L'AFC/M23 a réagi aux accusations du gouvernement congolais assurant ne pas être dans une conquête territoriale.
Dans un communiqué publié ce vendredi 2 janvier 2026, le porte-parole du mouvement rebelle, Lawrence Kanyuka, qualifie ces accusations « d’une propagande et de la manipulation de l'opinion pour faire diversion » et omettre ses offensives militaires en violation du cessez-le-feu : « Le régime de Kinshasa a cherché à tirer profit du retrait de nos troupes en réoccupant les entités concernées, qu'il utilise comme bases pour mener des offensives répétées, massives et soutenues contre nos positions ainsi que contre des zones densément peuplées. Tel est notamment le cas des agglomérations d'Uvira et de Makobola, où les forces de Kinshasa ont commis de viols massifs à l'encontre des femmes et de pillages systématiques », a-t-il déclaré.
L’AFC/M23 a par ailleurs contesté le bilan de plus de 1.500 morts et 500.000 déplacés suite aux affrontements sur l’axe Kamanyola-Uvira : « Contrairement aux affirmations avancées par le régime de Kinshasa, les chiffres brandis ne reposent sur aucune source crédible ni vérifiable. Ils s'inscrivent dans une stratégie bien connue visant à attribuer systématiquement à autrui les crimes et violations graves commis par le régime lui-même. Les massacres de nos compatriotes résultent de frappes aériennes et de bombardements indiscriminés menés depuis Uvira par les forces coalisées du régime de Kinshasa, notamment les FARDC, FDLR, milices Mai-Mai Wazalendo, mercenaires étrangers et Force de défense nationale du Burundi », poursuit Lawrenc Kanyuka qui affirme que ces attaques ont touché la population civile à Kamanyola, Luvungi, Sange et leurs environs, et causant près de 8 morts et 55 blessés.
COMMUNIQUÉ OFFICIEL DE L’ALLIANCE FLEUVE CONGO/MOUVEMENT DU 23 MARS (AFC/M23) DU 2 JANVIER 2026⤵️ pic.twitter.com/eOTSkNpPxJ
— Lawrence KANYUKA (@LawrenceKanyuka) January 2, 2026
« L'AFC/M23 condamne avec la plus grande fermeté la violation répétée du cessez-le-feu, les crimes de haine et d'épuration ethnique, ainsi que les attaques continues et coordonnées menées par les forces coalisées du régime de Kinshasa contre nos positions et les zones densément peuplées, que ce soit au sol, sur les voies maritimes ou dans les airs.

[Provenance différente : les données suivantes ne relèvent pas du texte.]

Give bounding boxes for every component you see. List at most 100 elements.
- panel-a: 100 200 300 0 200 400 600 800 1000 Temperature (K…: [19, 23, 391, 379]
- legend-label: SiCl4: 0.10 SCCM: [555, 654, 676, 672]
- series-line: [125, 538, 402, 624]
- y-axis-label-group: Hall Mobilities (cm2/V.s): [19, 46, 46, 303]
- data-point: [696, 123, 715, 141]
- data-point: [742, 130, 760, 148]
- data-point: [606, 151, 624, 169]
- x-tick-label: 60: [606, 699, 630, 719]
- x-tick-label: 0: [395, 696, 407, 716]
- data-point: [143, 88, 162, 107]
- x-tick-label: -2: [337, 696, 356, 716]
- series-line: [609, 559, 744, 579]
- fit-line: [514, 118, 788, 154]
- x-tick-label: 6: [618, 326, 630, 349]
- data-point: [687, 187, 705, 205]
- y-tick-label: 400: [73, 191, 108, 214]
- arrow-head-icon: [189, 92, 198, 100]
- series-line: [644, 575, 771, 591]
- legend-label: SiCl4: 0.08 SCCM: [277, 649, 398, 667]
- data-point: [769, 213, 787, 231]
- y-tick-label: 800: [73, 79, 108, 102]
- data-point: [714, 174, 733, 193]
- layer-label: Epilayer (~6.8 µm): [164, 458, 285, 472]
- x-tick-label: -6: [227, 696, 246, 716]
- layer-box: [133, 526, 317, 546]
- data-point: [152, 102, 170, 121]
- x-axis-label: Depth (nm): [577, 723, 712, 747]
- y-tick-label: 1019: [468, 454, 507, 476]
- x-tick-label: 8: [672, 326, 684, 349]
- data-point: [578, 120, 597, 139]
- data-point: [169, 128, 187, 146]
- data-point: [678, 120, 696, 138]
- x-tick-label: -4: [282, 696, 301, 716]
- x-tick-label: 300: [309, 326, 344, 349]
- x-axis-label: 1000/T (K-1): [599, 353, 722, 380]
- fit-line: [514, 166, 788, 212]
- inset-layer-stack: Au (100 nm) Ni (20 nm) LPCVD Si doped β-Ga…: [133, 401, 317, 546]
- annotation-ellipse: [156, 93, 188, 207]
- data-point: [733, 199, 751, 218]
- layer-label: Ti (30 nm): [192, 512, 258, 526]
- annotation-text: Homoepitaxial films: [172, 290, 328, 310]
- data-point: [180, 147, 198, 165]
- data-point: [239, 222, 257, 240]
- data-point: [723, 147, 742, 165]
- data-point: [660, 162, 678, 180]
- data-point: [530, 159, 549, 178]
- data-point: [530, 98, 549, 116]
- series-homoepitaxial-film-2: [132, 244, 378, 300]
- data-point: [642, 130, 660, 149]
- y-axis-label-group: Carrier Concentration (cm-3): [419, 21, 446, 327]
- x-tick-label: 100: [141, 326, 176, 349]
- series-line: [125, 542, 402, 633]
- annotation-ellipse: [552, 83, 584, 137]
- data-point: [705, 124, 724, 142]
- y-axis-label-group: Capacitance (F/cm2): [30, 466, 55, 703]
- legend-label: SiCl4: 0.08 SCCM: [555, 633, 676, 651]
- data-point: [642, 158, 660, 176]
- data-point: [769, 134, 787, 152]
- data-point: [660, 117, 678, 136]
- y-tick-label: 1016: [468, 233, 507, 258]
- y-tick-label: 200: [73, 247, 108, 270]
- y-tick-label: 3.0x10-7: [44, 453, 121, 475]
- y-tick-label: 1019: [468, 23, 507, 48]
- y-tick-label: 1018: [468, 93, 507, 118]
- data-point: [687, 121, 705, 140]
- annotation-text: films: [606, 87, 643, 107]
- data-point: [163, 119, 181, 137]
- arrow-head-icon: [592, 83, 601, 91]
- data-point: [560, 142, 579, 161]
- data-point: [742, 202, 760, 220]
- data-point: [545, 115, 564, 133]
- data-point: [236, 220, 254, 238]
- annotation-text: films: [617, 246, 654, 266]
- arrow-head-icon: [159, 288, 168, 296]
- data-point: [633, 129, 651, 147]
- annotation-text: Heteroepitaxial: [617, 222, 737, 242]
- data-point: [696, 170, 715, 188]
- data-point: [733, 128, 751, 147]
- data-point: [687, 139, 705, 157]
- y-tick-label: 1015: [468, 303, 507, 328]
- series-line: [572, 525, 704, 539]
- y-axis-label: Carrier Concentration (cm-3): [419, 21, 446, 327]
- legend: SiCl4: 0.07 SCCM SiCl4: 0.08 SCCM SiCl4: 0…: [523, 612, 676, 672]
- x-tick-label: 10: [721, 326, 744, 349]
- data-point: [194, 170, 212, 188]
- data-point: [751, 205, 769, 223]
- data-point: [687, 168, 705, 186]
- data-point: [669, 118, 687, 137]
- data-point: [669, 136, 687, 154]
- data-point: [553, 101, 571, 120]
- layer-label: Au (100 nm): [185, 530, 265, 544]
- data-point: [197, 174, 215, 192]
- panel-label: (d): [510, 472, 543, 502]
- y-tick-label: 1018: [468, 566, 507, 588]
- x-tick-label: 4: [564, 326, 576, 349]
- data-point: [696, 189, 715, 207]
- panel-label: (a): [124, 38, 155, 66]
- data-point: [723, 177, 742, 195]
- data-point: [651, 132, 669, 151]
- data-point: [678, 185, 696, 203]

Ces assauts terrorisent les populations civiles, causent des pertes en vies humaines et provoquent des déplacements massifs de personnes innocentes », ajoute le communiqué du mouvement rebelle.
Dénonçant dans la foulée les propos polémiques du Général Sylvain EKENGE, suspendu depuis de son poste de porte-parole des FARDC, l’AFC/M23 a alerté sur l'existence d'un risque réel et imminent de génocide contre les Tutsi congolais, la propagation délibérée de discours de haine, la stigmatisation, l'exclusion et la discrimination systématiques : « Le régime de Kinshasa poursuit une guerre destructrice, brise des familles entières et mène une campagne d'extermination contre les populations de l'Est de la République démocratique du Congo, en particulier contre les Tutsi. Aucune propagande, aussi bruyante soit-elle, ne saurait masquer les faits établis ni exonérer le régime de Kinshasa de sa responsabilité directe dans les crimes, les déplacements forcés de populations et l'effondrement sécuritaire à l'Est de la RDC », a conclu le mouvement rebelle.